Sia pace alle anime loro ! Salutiamole oggi, memori con le parole di Gesù
Beati misericodes: beati i misericordiosi Sia gloria ai nomi di questi umili
eroi! Figli quasi tutti del popolo, ben furono degni di questa Istituzione che
già era vanto di Firenze quando il cuore pio e generoso di un popolano, Piero
di Luca Borsi, le dette nuovo impulso, e nuovi modi trovò per alleviare le
sofferenze degli infelici, ed alla quale poi si gloriarono di appartenere
nobili e principesse.
Mentre molti ricchi tentavano di scampare al contagio epidemico fuggendo nelle
solitarie ville signorili in luoghi non infetti e lontani, essi, figli del
popolo, questi umili eroi rimasero e non s?isolarono nelle loro
case, ma sfidarono ogni rischio, e s?offrirono volentieri alla morte.

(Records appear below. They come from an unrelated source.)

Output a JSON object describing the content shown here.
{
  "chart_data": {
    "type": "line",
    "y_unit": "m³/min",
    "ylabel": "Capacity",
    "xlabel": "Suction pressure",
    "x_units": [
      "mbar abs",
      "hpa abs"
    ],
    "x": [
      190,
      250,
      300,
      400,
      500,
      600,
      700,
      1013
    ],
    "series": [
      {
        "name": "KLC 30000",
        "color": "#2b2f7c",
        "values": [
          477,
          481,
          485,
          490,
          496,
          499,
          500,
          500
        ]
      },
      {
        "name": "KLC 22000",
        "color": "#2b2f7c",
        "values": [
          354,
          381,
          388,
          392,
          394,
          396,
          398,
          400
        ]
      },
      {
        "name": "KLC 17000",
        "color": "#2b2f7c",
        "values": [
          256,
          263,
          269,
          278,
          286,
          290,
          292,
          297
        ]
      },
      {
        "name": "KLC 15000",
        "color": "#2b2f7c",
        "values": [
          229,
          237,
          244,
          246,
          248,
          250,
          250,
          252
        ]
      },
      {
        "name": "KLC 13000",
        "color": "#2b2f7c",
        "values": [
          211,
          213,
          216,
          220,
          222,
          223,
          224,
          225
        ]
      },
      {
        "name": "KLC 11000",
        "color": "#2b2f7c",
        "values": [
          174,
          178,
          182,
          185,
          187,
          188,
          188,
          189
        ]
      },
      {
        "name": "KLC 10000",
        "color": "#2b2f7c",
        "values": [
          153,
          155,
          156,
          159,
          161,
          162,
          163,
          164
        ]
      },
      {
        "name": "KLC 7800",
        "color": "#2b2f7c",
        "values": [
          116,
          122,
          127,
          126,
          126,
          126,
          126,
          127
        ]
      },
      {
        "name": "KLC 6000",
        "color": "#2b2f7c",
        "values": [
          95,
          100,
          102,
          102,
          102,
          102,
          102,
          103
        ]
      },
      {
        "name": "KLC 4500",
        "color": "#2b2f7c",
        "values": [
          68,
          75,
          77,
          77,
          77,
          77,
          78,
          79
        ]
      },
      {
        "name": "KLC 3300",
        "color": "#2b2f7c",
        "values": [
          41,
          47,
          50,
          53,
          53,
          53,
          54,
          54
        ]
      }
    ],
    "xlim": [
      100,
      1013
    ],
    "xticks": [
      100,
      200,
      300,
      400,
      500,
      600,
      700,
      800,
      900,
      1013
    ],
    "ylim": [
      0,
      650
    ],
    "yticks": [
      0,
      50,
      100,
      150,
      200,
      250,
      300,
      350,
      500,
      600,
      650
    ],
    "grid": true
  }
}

Tutti perciò, viventi o scesi per legge inesorabile di natura, nel sepolcro,
tutti rimangono modello di fortezza di sacrificio, di carità cristiana.
Bello è ricordare oggi con solenne commemorazione religiosa e civile la pietosa
opera loro in quei giorni terribili del 1855; bello è rendere tributo d'onore
ai pochi superstiti di quell'anno fatale, i quali alla nobiltà del casato
crebbero così lustro, alla dignità del sacerdozio crebbero splendore di opere
sante, alla semplicità della condizione popolana impressero il carattere della
nobiltà vera, quella delle azioni eroiche.
Siano i nomi di tutti loro in benedizione, e sia il ricordo loro esempio ed
incitamento ai nobili ed ai popolani.